The candlelight flickering in the dark forest directs my thoughts toward heaven. I lift my cap, make the sign of the cross, and send a brief paryer to the Lord of heaven: may he grant that the flame of those many candles may not be my funeral candle. A sigh escapes almost everyone’s chest. The eyes of the older ones fill with tears, they are probably thinking of their children, their families. What will become of them if they don’t go home? Who will take care of them?... The many candles light up the figure of the Savior, and he seems to promise: He will be their Father instead of their father... One more glance at the crucifix, and I step into the communication trench. Everyone has become silent, all are absorbed only with themselves. Listlessly we drag ourselves forward in the water that reaches way above the knees.
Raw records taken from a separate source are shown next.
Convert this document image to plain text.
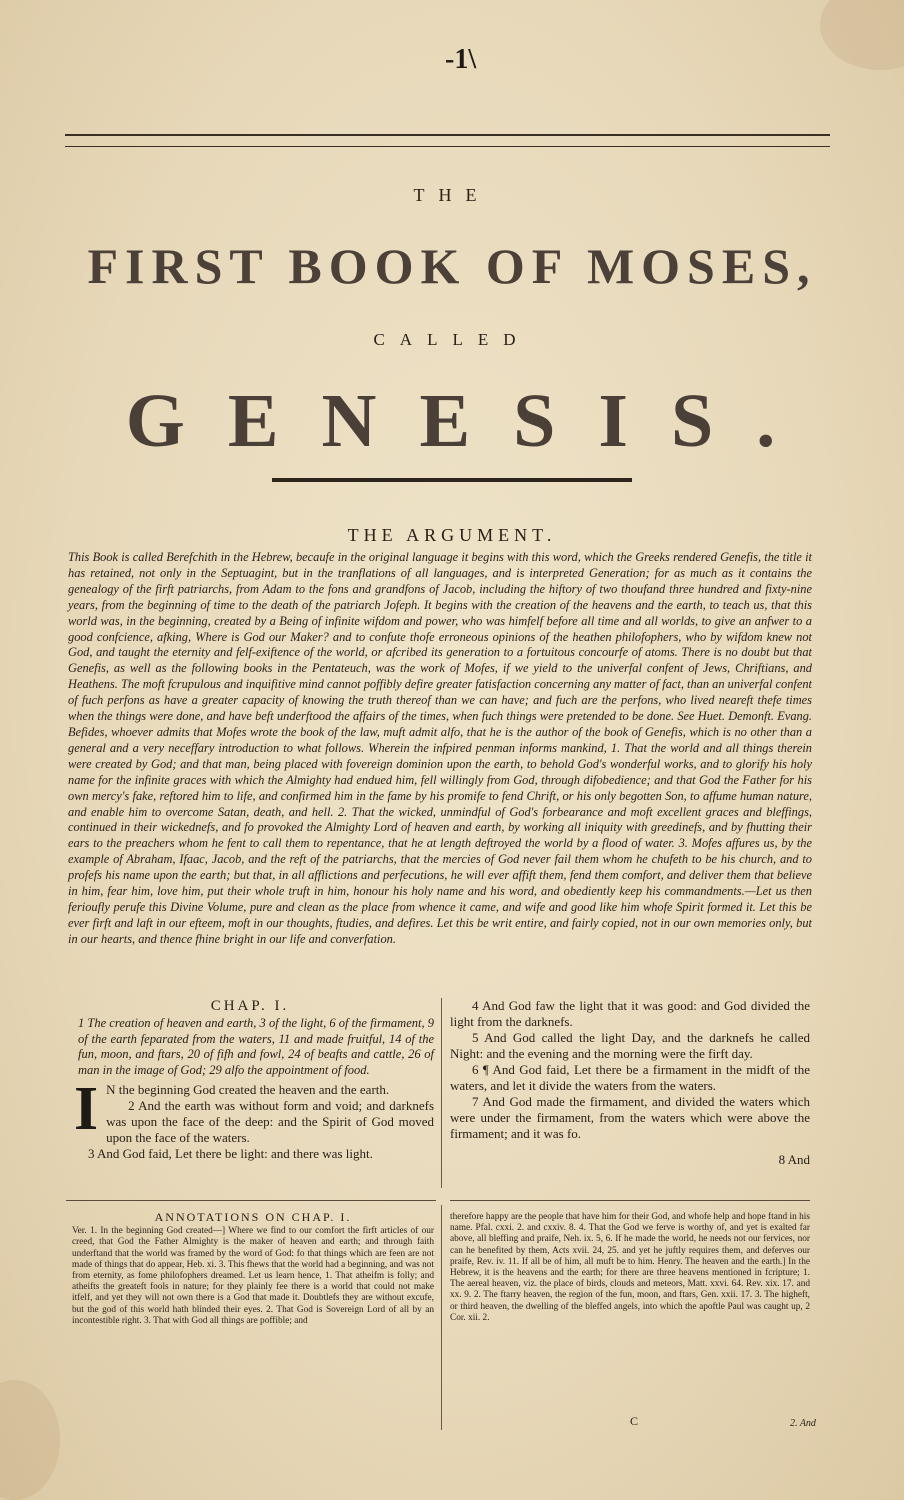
-1\
THE
FIRST BOOK OF MOSES,
CALLED
GENESIS.
THE ARGUMENT.
This Book is called Berefchith in the Hebrew, becaufe in the original language it begins with this word, which the Greeks rendered Genefis, the title it has retained, not only in the Septuagint, but in the tranflations of all languages, and is interpreted Generation; for as much as it contains the genealogy of the firft patriarchs, from Adam to the fons and grandfons of Jacob, including the hiftory of two thoufand three hundred and fixty-nine years, from the beginning of time to the death of the patriarch Jofeph. It begins with the creation of the heavens and the earth, to teach us, that this world was, in the beginning, created by a Being of infinite wifdom and power, who was himfelf before all time and all worlds, to give an anfwer to a good confcience, afking, Where is God our Maker? and to confute thofe erroneous opinions of the heathen philofophers, who by wifdom knew not God, and taught the eternity and felf-exiftence of the world, or afcribed its generation to a fortuitous concourfe of atoms. There is no doubt but that Genefis, as well as the following books in the Pentateuch, was the work of Mofes, if we yield to the univerfal confent of Jews, Chriftians, and Heathens. The moft fcrupulous and inquifitive mind cannot poffibly defire greater fatisfaction concerning any matter of fact, than an univerfal confent of fuch perfons as have a greater capacity of knowing the truth thereof than we can have; and fuch are the perfons, who lived neareft thefe times when the things were done, and have beft underftood the affairs of the times, when fuch things were pretended to be done. See Huet. Demonft. Evang. Befides, whoever admits that Mofes wrote the book of the law, muft admit alfo, that he is the author of the book of Genefis, which is no other than a general and a very neceffary introduction to what follows. Wherein the infpired penman informs mankind, 1. That the world and all things therein were created by God; and that man, being placed with fovereign dominion upon the earth, to behold God's wonderful works, and to glorify his holy name for the infinite graces with which the Almighty had endued him, fell willingly from God, through difobedience; and that God the Father for his own mercy's fake, reftored him to life, and confirmed him in the fame by his promife to fend Chrift, or his only begotten Son, to affume human nature, and enable him to overcome Satan, death, and hell. 2. That the wicked, unmindful of God's forbearance and moft excellent graces and bleffings, continued in their wickednefs, and fo provoked the Almighty Lord of heaven and earth, by working all iniquity with greedinefs, and by fhutting their ears to the preachers whom he fent to call them to repentance, that he at length deftroyed the world by a flood of water. 3. Mofes affures us, by the example of Abraham, Ifaac, Jacob, and the reft of the patriarchs, that the mercies of God never fail them whom he chufeth to be his church, and to profefs his name upon the earth; but that, in all afflictions and perfecutions, he will ever affift them, fend them comfort, and deliver them that believe in him, fear him, love him, put their whole truft in him, honour his holy name and his word, and obediently keep his commandments.—Let us then ferioufly perufe this Divine Volume, pure and clean as the place from whence it came, and wife and good like him whofe Spirit formed it. Let this be ever firft and laft in our efteem, moft in our thoughts, ftudies, and defires. Let this be writ entire, and fairly copied, not in our own memories only, but in our hearts, and thence fhine bright in our life and converfation.
CHAP. I.
1 The creation of heaven and earth, 3 of the light, 6 of the firmament, 9 of the earth feparated from the waters, 11 and made fruitful, 14 of the fun, moon, and ftars, 20 of fifh and fowl, 24 of beafts and cattle, 26 of man in the image of God; 29 alfo the appointment of food.
I N the beginning God created the heaven and the earth.

2 And the earth was without form and void; and darknefs was upon the face of the deep: and the Spirit of God moved upon the face of the waters.

3 And God faid, Let there be light: and there was light.

4 And God faw the light that it was good: and God divided the light from the darknefs.

5 And God called the light Day, and the darknefs he called Night: and the evening and the morning were the firft day.

6 ¶ And God faid, Let there be a firmament in the midft of the waters, and let it divide the waters from the waters.

7 And God made the firmament, and divided the waters which were under the firmament, from the waters which were above the firmament; and it was fo.

8 And
ANNOTATIONS ON CHAP. I.
Ver. 1. In the beginning God created—] Where we find to our comfort the firft articles of our creed, that God the Father Almighty is the maker of heaven and earth; and through faith underftand that the world was framed by the word of God: fo that things which are feen are not made of things that do appear, Heb. xi. 3. This fhews that the world had a beginning, and was not from eternity, as fome philofophers dreamed. Let us learn hence, 1. That atheifm is folly; and atheifts the greateft fools in nature; for they plainly fee there is a world that could not make itfelf, and yet they will not own there is a God that made it. Doubtlefs they are without excufe, but the god of this world hath blinded their eyes. 2. That God is Sovereign Lord of all by an incontestible right. 3. That with God all things are poffible; and
therefore happy are the people that have him for their God, and whofe help and hope ftand in his name. Pfal. cxxi. 2. and cxxiv. 8. 4. That the God we ferve is worthy of, and yet is exalted far above, all bleffing and praife, Neh. ix. 5, 6. If he made the world, he needs not our fervices, nor can he benefited by them, Acts xvii. 24, 25. and yet he juftly requires them, and deferves our praife, Rev. iv. 11. If all be of him, all muft be to him. Henry. The heaven and the earth.] In the Hebrew, it is the heavens and the earth; for there are three heavens mentioned in fcripture; 1. The aereal heaven, viz. the place of birds, clouds and meteors, Matt. xxvi. 64. Rev. xix. 17. and xx. 9. 2. The ftarry heaven, the region of the fun, moon, and ftars, Gen. xxii. 17. 3. The higheft, or third heaven, the dwelling of the bleffed angels, into which the apoftle Paul was caught up, 2 Cor. xii. 2.
C	2. And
Walking in the thin, clayey mud is exhausting, the boots stick. As we keep stopping, I feel that I’m cold. I am wet and muddy up to my ears. Several times we get lost, then return to the nearest fork to look for the head of the battalion. We just stop again, when I hear some kind of whizzing – it’s not a gunshot, that I already know – and then there is a horrific crack, after which the air contrinues to whiz for a long time. My heart is in my throat all of a sudden, it almost stops beating, so that afterwards it starts to tick even more crazily...It was only a mine. Even more came by the time we reached the front line.
The communication trench had been drenched in several places, it had collapsed and we had to go on the open terrain, constantly lit up. Bullets whistle from every direction: it is useless to seek cover.
After a very long time we reach the front line. In those days some parts of the trenches were covered with shrapnel awning. These sections were unusually dark. Several times I bump my head on a beam, so that I’m almost dizzy. These covered parts of the trench serve as living quarters for the rank and file. In some places fire blinks in holes cut into the wall, spreading smoke that stings the eyes. The smoke is choking, but the warmth still feels good to the soaked men. Steam rises from the clothing of the soldiers lying next to the fire as they dry. The vibrating human shadow cast on the wall by the glimmering embers is something frightening, ghostlike. Unwittingly, the fantastic witches’ kitchen of children’s fairytales comes to mind.
At intervals, I get goosebumps as a I pass by a mine thrower, a flame thrower or the entrance to a communication trench leading to a crater ...
... I still take over the section of trench marked out for me, assign the posts, and then thoroughly exhausted, lie down in a drier hole, in an „officer’s accommodation”.